Una realtà di stenti, miseria e fatica quella in cui si muove la giovane adolescente debilitata nel fisico e spezzata negli affetti familiari da una madre alcolizzata che si concede in cambio di una bottiglia e da un padre inesistente,fuggevole figura senza nome né volto.
Rosetta è sola, emarginata, non ha amici, né giochi: è cresciuta troppo in fretta ai margini di una Bidonville lercia e puzzolente, cucinando (quando va bene) trote pescate con una lenza “artigianale” in uno stagno fangoso, cambiando lavoro giornalmente e venendo immancabilmente licenziata per spesso futili motivi.
Ma Rosetta non si arrende: ha un sogno, un obiettivo: trovare un lavoro onesto, uno status quo che le permetta di emanciparsi, raggiungendo una dignità morale e un orgoglio da “persona normale”. Per far questo è disposta anche a tradire, a infrangere inviolabili regole di amicizia, a far perdere il posto di lavoro all’unica persona che l’aveva aiutata nei momenti di maggiore crisi, offrendole un sostegno ben lungi dal semplice possesso fisico: l’amico/nemico Riquet, disonesto impiegato presso un chiosco di cialde, venditore non autorizzato di prodotti fatti in casa.
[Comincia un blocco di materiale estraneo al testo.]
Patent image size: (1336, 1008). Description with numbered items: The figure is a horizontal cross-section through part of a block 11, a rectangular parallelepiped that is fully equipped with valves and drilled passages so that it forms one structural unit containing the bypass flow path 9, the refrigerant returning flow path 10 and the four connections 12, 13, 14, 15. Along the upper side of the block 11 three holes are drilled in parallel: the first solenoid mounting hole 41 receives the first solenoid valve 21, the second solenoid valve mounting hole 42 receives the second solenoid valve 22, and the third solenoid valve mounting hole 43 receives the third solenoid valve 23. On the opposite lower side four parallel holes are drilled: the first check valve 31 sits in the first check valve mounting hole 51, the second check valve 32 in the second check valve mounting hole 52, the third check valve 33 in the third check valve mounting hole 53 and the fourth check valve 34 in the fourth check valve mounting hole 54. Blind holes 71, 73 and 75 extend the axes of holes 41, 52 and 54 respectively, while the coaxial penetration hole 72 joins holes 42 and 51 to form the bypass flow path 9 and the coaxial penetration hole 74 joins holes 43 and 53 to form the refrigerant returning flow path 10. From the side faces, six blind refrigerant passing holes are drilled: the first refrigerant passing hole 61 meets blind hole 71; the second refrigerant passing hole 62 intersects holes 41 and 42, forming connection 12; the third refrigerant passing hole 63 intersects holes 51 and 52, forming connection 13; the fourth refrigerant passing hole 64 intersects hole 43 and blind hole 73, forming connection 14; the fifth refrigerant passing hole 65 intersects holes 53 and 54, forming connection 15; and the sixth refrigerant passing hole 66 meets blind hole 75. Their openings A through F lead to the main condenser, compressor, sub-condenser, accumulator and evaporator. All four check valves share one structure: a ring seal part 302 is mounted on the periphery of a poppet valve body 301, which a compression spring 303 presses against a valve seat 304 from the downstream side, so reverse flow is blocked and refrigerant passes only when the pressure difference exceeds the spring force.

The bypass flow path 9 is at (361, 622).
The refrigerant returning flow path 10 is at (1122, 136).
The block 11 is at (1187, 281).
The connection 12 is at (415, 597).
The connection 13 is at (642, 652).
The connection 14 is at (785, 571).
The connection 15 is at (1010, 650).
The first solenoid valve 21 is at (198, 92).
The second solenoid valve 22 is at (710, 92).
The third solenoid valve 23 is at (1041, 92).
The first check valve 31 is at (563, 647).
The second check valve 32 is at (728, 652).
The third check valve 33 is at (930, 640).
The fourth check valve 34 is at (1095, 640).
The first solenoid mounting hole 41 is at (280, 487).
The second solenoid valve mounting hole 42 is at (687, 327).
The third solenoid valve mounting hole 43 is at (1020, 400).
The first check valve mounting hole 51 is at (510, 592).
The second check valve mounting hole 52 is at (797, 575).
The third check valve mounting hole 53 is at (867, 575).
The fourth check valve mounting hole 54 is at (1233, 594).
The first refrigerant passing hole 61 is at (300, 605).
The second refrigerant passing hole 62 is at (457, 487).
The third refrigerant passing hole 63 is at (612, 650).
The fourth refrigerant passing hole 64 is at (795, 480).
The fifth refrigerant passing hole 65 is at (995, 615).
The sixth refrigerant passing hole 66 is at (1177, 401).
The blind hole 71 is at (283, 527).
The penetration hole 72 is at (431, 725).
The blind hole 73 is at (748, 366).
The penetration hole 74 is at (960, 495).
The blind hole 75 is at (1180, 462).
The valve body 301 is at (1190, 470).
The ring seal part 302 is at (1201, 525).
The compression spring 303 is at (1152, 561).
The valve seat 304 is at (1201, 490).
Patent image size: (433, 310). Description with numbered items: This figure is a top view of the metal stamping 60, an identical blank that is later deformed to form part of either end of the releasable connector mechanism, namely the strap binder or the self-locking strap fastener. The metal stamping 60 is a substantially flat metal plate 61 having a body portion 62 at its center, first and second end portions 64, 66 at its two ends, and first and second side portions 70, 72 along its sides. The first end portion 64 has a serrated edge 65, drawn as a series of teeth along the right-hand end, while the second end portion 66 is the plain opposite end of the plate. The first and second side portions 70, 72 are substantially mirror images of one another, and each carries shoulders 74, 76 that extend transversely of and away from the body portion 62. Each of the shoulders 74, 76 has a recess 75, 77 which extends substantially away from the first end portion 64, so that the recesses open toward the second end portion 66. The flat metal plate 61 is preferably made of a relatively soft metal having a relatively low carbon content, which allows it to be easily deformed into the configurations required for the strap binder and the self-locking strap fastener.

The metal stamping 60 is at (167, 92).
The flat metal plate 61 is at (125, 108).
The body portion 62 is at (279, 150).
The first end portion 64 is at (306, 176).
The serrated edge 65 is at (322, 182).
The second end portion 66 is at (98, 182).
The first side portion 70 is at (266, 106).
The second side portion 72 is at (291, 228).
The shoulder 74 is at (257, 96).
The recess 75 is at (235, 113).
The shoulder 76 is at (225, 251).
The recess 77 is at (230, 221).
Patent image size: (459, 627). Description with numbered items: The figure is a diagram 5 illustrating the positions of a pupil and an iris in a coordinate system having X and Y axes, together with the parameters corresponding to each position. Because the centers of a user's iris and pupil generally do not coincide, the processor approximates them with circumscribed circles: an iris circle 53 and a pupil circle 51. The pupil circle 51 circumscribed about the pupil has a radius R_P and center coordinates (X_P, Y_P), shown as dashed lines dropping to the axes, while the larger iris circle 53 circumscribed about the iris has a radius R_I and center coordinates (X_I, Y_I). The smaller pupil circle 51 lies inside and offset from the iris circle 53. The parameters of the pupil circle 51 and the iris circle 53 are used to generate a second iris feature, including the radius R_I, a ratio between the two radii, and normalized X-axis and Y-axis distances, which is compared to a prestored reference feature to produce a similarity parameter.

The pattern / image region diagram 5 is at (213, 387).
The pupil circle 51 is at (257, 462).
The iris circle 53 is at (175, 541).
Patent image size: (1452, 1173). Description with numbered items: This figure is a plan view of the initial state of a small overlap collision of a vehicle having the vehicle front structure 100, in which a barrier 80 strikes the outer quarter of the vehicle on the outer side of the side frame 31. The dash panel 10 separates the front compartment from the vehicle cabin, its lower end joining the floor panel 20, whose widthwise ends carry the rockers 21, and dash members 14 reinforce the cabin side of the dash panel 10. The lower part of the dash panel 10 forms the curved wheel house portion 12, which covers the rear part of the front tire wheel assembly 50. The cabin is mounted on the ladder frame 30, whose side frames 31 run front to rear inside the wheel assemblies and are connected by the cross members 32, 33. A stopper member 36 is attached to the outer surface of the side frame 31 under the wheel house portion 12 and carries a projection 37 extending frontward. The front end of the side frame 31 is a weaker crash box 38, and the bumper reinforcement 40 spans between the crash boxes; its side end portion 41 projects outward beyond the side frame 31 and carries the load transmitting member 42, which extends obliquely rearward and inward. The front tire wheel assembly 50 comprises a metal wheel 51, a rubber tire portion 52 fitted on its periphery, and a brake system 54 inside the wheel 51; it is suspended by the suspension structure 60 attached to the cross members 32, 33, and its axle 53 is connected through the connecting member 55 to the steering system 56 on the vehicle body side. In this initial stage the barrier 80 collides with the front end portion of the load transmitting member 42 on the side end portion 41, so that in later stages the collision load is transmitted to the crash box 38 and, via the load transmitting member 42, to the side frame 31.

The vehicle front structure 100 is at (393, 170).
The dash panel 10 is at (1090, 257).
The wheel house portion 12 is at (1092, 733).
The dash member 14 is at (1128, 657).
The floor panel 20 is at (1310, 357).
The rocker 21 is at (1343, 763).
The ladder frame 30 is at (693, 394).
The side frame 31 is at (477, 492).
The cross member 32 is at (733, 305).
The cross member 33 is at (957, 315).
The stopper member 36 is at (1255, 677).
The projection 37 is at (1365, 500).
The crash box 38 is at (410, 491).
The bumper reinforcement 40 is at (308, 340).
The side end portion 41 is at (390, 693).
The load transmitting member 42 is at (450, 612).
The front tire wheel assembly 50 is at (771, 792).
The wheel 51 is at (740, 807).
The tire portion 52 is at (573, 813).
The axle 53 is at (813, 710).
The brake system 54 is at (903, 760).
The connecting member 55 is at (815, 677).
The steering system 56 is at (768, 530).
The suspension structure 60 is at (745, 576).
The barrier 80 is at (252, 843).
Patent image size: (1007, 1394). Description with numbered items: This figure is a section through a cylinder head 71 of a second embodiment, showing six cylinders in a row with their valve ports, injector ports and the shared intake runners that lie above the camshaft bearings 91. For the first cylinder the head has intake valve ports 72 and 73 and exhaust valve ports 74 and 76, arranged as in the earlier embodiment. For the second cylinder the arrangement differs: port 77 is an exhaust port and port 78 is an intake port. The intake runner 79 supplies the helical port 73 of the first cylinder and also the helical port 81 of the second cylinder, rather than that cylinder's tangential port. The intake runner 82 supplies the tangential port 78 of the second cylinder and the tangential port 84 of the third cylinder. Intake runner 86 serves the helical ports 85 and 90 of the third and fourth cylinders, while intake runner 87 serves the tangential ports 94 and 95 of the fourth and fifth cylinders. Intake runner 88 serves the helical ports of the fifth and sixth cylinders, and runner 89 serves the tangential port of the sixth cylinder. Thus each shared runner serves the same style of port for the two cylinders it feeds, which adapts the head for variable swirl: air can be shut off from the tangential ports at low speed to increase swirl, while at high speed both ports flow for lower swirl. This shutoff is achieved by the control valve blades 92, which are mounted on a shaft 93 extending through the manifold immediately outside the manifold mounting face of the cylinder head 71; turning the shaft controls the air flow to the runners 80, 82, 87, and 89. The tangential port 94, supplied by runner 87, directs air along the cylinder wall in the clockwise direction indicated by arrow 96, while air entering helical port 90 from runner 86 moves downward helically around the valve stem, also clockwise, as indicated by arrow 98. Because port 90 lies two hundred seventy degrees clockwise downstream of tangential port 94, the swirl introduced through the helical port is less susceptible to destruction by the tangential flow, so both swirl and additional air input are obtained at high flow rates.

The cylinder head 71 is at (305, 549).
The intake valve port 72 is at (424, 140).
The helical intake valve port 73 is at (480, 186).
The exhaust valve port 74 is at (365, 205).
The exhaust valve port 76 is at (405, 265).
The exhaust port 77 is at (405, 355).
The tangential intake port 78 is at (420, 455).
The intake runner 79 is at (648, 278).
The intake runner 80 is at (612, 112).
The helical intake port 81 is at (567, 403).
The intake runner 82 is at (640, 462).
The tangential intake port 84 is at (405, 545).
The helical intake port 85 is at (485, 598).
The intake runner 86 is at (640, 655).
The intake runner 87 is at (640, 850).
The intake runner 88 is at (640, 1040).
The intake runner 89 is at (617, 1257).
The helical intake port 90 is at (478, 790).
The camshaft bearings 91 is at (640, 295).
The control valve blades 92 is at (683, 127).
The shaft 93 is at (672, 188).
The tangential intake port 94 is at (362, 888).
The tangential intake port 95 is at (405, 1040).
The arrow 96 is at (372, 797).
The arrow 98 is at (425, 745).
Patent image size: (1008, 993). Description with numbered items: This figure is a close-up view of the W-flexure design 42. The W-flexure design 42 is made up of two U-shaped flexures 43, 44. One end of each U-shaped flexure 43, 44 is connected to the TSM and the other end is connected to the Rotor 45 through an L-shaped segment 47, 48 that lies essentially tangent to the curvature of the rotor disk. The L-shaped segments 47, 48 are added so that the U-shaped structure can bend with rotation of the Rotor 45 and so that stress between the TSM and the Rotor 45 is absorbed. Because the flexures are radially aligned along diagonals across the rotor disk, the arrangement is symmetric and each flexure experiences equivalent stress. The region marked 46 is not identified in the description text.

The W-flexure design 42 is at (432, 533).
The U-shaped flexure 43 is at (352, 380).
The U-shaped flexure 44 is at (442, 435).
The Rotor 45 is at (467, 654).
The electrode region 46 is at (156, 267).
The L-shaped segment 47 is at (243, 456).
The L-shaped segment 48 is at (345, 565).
Ogni azione è inutile per Rosetta: lei sfugge a ogni contatto,non prova amore, pietà, la sua vita è orientata solo alla sofferenza e all’odio verso gli altri: ne è testimonianza la scena in cui arriva a desiderare la morte di Riquet indugiando fino all’ultimo a salvarlo mentre questi sta affogando.
Giovanissima d’anni, Rosetta ha assorbito la cinica spregiudicatezza, la stanchezza morale di un’epoca segnata dalla disoccupazione, dall’indigenza e dallo spietato opportunismo. Il suo malessere interiore la conduce inesorabilmente al dolore, un sentimento troppo difficile da affrontare con le sole forze di fanciulla, troppo potente per una ragazzina di sedici anni. Solo dalla consapevolezza di questa constatazione, Rosetta imparerà finalmente il vero significato della parola “vivere”.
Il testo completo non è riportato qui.